Some of them -- so many of them -- could be saved.
And so, once again, I think of the young Jewish boy from the Carpathian Mountains. He has accompanied the old man I have become throughout these years of quest and struggle. And together we walk towards the new millennium, carried by profound fear and extraordinary hope.
It was the honor of my lifetime to accompany Elie Wiesel to Auschwitz as part of the American delegation to commemorate the 60th anniversary of its liberation in 2005. Nearly 20 years have passed since then, and the world has turned many times. It has become dangerous for Jews again. It has become dangerous, not because the enemies of tolerance, liberty and freedom are strong, but rather because the democracies who defend these values are weak.

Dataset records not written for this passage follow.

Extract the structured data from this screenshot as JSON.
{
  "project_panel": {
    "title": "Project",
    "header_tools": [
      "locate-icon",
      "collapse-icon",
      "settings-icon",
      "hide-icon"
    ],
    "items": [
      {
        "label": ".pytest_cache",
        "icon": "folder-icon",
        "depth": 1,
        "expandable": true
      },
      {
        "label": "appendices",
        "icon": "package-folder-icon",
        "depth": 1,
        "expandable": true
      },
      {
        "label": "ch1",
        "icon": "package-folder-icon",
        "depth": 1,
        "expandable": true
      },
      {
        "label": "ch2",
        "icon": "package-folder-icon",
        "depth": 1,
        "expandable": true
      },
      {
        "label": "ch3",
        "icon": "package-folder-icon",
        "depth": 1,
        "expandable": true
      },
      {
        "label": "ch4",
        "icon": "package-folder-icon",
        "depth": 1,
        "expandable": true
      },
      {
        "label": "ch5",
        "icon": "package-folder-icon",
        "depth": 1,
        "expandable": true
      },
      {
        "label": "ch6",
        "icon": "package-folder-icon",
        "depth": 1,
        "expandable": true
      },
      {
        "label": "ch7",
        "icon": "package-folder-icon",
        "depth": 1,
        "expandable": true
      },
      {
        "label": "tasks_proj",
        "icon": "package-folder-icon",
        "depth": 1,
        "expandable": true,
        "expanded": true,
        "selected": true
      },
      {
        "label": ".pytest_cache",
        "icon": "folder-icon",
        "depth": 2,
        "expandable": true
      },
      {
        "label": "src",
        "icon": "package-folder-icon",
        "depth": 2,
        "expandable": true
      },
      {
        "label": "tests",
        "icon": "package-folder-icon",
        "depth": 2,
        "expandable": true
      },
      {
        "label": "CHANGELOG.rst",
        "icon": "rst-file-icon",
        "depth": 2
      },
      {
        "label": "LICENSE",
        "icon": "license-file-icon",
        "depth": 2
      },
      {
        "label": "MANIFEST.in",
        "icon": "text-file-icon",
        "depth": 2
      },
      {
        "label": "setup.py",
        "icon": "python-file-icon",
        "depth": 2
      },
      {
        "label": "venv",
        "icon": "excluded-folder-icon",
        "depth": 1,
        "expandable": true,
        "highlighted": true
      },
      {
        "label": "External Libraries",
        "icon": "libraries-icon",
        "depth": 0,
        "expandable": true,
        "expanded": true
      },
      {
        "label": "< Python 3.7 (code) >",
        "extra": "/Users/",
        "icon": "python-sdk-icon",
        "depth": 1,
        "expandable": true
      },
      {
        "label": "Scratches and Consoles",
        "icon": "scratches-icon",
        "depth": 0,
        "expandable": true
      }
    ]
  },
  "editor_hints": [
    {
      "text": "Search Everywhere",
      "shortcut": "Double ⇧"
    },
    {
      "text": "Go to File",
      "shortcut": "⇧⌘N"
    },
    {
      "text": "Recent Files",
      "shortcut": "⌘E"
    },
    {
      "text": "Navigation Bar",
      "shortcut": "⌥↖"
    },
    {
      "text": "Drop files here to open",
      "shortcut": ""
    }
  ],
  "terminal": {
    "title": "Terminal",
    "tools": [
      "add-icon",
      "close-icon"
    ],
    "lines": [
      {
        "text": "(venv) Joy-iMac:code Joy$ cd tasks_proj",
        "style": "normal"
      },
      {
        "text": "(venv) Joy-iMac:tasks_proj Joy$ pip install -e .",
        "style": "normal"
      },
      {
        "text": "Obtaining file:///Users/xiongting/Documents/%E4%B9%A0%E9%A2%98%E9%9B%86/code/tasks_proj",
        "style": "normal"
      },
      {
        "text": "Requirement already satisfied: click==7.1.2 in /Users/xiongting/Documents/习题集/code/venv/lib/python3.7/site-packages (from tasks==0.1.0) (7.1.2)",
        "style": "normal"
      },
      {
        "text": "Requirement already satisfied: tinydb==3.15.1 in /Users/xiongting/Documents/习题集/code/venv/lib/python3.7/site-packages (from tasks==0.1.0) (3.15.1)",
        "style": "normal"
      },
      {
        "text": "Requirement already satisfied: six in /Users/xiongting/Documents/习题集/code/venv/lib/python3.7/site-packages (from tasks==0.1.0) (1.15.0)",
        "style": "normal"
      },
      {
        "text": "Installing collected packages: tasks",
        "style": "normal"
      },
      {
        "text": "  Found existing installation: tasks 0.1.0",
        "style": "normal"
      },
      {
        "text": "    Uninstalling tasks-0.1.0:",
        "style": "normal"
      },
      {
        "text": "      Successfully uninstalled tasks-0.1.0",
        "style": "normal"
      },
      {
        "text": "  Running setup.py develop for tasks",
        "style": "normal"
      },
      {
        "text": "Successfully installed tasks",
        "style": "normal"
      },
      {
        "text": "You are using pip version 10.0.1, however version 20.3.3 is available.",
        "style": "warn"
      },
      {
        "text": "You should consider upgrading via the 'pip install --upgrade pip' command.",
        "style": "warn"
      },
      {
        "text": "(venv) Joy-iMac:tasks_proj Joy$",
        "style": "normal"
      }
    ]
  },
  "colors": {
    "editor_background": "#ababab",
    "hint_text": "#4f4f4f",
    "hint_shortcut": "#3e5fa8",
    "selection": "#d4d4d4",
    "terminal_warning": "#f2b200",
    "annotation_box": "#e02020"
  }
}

Fascism did not thrive on the 1930s because it was strong. It thrived because the democracies were weak. We must understand that in this moment of grave danger.
Steve, thank you so much for writing this.
As an American Jew, I've been privileged to not have to fear for the safety of me and my family. My father told me many times that ther were would come a day when I would feel the fear that my grandparents felt. I never believed him.
This is a frightening time to be a Jew. Of course, it is also a frightening time to be Muslim.
What's needed now is compassion and understanding. We need to hear the pain from both Jews and Muslims. We cannot be indifferent. We have to be able to hold contradictory ideas in our heads.
Thank you again for your essay, and for quoting (at such length) Elie Wiesel.
Never again. Never forget.
Thank you Steve, for this essay. Thank you for reminding us about Kristallschnact, the history leading up to it, the horror of Naziism and Elie Wiesel’s wise words. And the danger of indifference.